The Shutdown of Sora
The AI investment bubble is ending
OpenAI shut down its video-generation system, Sora, last week:
OpenAI has unexpectedly shut down Sora, its generative AI video model. Despite a surge of initial popularity, the tech was dogged by controversy and copyright issues and proved prohibitively expensive.
In a significant blow to OpenAI, a $1 billion December 2025 deal to allow Sora users to generate AI videos featuring Disney characters was canceled at the same time Sora was jettisoned.
The company gave no reason for the shutdown of Sora, although analysts point to the dismal economics. With AI in the midst of what has all the appearances of a bubble, many wonder if the downfall of Sora could be the beginning of the end, especially as the war on Iran pressures supply chains and drives energy costs higher…
The decision appears to have been driven by financial considerations as OpenAI looks to streamline operations in preparation for an initial public offering as early as this year.
The platform was extraordinarily expensive. In November, one analyst suggested that it cost OpenAI $1.30 to generate a single ten-second video. Based on the 11.3 million daily videos that he estimated Sora produced, the analyst said this would cost the company about $15 million every day.
Just a few weeks prior to that, Sora head Bill Peebles admitted that the platform’s economics were “completely unsustainable.”
According to Business Insider, there was another problem that is proving to be an intractable constraint across the AI industry: Computing power. Video generation is the most energy-intensive form of AI currently in use.
The fundamental problem is that with the exception of Anthropic, the other AI players all appear to be focused on driving up their stock values rather than building their AI businesses.
Anyone who actually uses AI for profitable purposes won’t hesitate to drop $100 or $200 on a subscription that pays for itself in the first week. The problem is that while there are enough of those people upon whom to build a solid, profitable business foundation, there aren’t enough of them to justify the inflated Wall Street expectations.
Hyperscalers raised $108 billion in debt during 2025. Morgan Stanley estimates borrowing will hit $400 billion in 2026.
So more than half of their spending on AI infrastructure is borrowed money. This means we can safely anticipate further shutdowns and shakeouts in the AI space. The good news is that the companies that survive will be providing better, more meaningful AI products for serious creators.



The $200 Pro subscription gave users 100 generations per day, and that's in addition to all the ChatGPT and Codex benefits. It's safe to say OpenAI was heavily subsidizing the cost in hopes it might turn into opportunities down the road. No other video generation AI offers that kind of value.
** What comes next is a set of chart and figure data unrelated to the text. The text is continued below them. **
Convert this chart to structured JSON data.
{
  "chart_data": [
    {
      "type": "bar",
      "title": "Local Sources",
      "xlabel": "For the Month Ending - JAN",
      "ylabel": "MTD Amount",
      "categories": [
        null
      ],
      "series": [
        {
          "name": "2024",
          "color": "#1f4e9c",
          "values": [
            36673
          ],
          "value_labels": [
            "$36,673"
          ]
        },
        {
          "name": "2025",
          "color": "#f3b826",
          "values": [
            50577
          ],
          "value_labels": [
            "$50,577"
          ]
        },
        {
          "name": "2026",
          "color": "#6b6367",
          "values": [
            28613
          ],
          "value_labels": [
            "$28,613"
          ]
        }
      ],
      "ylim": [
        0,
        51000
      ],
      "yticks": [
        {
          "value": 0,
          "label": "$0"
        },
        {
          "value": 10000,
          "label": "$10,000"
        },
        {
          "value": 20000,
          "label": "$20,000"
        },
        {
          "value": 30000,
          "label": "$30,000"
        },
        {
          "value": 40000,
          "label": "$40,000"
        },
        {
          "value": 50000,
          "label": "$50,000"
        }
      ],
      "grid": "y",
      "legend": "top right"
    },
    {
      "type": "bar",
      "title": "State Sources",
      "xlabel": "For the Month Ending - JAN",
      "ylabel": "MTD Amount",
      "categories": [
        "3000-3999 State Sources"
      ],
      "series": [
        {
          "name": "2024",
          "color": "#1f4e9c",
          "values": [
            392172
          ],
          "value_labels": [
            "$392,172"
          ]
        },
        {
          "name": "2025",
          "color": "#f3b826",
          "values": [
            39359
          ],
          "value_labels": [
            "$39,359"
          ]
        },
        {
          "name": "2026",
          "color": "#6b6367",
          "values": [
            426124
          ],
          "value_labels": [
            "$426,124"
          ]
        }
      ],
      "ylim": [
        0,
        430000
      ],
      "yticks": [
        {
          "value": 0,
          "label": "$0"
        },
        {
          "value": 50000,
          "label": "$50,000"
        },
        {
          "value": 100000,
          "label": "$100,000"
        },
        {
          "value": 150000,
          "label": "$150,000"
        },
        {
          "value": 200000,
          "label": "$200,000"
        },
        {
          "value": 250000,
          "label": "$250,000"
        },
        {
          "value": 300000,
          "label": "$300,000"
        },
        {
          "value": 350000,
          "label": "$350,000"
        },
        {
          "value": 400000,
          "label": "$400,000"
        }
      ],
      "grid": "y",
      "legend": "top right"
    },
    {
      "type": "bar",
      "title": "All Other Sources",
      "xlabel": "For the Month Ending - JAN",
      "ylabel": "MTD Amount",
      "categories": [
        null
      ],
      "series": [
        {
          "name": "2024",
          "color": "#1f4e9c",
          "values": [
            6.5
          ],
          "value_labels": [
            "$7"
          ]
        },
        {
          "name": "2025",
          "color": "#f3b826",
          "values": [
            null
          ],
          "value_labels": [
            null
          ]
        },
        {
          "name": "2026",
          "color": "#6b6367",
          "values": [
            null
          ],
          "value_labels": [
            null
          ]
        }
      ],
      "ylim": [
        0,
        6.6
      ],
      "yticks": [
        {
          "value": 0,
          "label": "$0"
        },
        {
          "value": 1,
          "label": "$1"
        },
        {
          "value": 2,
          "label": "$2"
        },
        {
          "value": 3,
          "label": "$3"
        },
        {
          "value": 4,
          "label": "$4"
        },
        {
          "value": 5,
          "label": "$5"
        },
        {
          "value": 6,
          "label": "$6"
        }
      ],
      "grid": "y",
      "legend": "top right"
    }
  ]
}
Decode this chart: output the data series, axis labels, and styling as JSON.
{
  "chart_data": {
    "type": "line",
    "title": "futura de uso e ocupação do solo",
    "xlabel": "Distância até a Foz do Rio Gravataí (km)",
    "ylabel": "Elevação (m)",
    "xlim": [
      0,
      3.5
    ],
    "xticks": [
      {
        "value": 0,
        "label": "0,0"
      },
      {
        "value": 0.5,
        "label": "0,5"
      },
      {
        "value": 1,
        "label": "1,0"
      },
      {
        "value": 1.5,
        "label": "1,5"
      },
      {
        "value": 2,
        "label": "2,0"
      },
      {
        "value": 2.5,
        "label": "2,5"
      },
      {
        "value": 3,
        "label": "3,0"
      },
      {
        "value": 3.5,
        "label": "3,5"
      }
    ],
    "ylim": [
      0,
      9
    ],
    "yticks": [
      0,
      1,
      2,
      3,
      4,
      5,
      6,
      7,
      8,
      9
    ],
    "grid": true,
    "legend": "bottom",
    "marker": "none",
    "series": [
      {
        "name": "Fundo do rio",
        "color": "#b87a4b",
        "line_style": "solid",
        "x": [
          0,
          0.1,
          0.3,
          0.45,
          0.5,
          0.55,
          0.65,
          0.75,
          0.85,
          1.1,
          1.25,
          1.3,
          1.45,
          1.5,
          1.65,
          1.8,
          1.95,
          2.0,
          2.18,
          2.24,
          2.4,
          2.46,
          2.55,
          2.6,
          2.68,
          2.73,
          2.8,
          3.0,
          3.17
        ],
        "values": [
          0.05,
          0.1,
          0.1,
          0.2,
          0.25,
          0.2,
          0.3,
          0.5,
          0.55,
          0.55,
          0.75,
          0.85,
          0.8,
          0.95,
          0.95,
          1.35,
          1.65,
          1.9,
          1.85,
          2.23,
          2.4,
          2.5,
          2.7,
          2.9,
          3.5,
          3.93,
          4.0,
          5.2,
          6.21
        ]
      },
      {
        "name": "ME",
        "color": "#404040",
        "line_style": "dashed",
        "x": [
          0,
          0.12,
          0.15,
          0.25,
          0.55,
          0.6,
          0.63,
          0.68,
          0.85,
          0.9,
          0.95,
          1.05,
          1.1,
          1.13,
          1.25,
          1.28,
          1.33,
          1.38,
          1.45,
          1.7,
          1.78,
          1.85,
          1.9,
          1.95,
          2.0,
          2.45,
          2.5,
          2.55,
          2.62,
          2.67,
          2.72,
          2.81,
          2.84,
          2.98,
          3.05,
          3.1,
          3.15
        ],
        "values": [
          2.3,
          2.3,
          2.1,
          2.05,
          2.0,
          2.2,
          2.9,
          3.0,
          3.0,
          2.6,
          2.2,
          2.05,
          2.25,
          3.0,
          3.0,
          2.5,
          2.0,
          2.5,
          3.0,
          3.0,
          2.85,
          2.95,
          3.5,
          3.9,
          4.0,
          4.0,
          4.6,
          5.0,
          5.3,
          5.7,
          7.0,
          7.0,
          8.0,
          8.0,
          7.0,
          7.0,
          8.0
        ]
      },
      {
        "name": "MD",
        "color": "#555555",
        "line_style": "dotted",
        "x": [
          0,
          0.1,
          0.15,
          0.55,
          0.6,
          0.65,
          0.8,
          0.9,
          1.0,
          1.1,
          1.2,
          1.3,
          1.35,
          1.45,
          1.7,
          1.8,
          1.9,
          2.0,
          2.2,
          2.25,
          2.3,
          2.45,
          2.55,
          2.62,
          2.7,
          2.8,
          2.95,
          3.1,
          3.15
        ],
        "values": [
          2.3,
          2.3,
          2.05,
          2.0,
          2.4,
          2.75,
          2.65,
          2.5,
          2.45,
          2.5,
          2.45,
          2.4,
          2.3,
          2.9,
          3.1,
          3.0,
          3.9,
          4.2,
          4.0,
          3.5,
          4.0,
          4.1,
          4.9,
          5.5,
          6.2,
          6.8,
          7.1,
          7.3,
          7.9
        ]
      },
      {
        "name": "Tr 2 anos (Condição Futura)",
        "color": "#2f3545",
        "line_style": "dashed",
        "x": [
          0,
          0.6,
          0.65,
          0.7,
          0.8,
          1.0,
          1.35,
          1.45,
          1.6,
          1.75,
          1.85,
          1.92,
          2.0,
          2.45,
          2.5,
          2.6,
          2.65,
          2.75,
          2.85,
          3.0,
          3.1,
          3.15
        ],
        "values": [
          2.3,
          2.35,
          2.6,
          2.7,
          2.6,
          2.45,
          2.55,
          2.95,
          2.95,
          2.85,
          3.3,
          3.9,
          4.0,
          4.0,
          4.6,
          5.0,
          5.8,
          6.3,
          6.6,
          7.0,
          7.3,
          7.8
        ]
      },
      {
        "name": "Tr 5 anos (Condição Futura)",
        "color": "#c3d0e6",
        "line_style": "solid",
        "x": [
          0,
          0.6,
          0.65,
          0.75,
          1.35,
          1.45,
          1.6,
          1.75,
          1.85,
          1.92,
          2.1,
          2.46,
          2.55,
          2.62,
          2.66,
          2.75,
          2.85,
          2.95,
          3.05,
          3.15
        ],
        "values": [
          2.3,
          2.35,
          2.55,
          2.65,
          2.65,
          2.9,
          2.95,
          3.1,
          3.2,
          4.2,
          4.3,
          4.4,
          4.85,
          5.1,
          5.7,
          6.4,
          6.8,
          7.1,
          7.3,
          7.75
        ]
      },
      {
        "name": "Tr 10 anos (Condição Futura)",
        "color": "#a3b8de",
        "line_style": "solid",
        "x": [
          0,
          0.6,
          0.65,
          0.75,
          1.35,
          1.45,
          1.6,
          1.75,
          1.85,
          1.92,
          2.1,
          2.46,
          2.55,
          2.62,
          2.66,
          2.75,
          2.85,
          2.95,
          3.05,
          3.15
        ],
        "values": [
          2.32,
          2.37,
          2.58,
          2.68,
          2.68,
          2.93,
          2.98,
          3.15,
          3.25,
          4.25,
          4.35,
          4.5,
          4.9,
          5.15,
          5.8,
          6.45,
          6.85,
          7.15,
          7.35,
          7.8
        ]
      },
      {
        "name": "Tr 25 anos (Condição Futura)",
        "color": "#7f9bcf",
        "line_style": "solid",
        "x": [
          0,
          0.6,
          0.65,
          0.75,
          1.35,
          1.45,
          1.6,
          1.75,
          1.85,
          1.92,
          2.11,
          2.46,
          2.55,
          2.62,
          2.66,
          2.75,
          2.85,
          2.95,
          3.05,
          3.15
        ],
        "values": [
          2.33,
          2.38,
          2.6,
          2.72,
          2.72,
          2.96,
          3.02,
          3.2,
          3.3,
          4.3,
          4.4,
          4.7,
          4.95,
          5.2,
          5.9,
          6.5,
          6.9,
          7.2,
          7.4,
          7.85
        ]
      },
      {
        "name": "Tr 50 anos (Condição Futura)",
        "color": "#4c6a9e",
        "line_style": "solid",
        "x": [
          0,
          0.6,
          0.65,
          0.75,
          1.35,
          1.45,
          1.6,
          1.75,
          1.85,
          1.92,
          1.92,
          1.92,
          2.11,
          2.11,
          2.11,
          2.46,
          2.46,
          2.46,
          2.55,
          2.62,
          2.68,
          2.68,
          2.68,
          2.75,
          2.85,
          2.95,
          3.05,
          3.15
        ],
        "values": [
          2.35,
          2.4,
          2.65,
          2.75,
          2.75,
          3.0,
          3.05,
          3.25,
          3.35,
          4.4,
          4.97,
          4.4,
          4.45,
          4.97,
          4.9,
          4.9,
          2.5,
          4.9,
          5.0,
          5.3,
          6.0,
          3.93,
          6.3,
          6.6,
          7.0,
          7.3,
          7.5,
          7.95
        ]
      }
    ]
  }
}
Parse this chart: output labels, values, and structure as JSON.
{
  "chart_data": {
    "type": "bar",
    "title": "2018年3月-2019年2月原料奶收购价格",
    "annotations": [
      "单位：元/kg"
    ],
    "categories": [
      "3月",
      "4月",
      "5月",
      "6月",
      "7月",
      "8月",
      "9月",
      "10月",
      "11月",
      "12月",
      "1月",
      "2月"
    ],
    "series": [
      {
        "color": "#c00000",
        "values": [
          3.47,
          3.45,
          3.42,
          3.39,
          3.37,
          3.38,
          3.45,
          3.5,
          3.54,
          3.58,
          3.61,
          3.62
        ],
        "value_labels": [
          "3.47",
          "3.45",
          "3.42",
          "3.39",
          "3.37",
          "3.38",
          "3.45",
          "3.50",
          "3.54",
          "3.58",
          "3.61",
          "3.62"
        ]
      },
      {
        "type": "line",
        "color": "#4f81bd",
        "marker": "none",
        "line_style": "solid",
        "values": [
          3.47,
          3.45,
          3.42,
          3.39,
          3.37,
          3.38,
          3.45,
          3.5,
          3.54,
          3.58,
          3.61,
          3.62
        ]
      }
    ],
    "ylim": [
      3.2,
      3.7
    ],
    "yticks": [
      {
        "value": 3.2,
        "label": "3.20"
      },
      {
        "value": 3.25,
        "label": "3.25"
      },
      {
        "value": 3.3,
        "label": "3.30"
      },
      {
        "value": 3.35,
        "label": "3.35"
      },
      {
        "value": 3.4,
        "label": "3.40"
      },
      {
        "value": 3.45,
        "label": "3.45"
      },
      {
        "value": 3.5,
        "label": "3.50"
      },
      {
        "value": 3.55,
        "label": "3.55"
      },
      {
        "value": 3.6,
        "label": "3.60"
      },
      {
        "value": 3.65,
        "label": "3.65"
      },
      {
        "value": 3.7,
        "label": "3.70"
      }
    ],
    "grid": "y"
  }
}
I'm in some groups with all the top creators from Sora, and we've known for some time the writing was on the wall. Sora has had serious user retention problems from the start. Basically they check out the platform for a day or two and leave.
No one I know even knew about the social network aspect to Sora until they checked it out. Perhaps if the execution and marketing had been better things would be different, but I'm doubtful given the points mentioned in this article.
It does not look like that a 200$ subscription would be enough.
A user can easily burn through tokens worth ten, hundreds or even thousand times more.
These kind of workloads are expensive and dont scale well. There might be a sweet spot somewhere but its not 200$ a month, far from it.
Usage based pricing would solve a lot of issues for the AI industry but that will be a tough sell.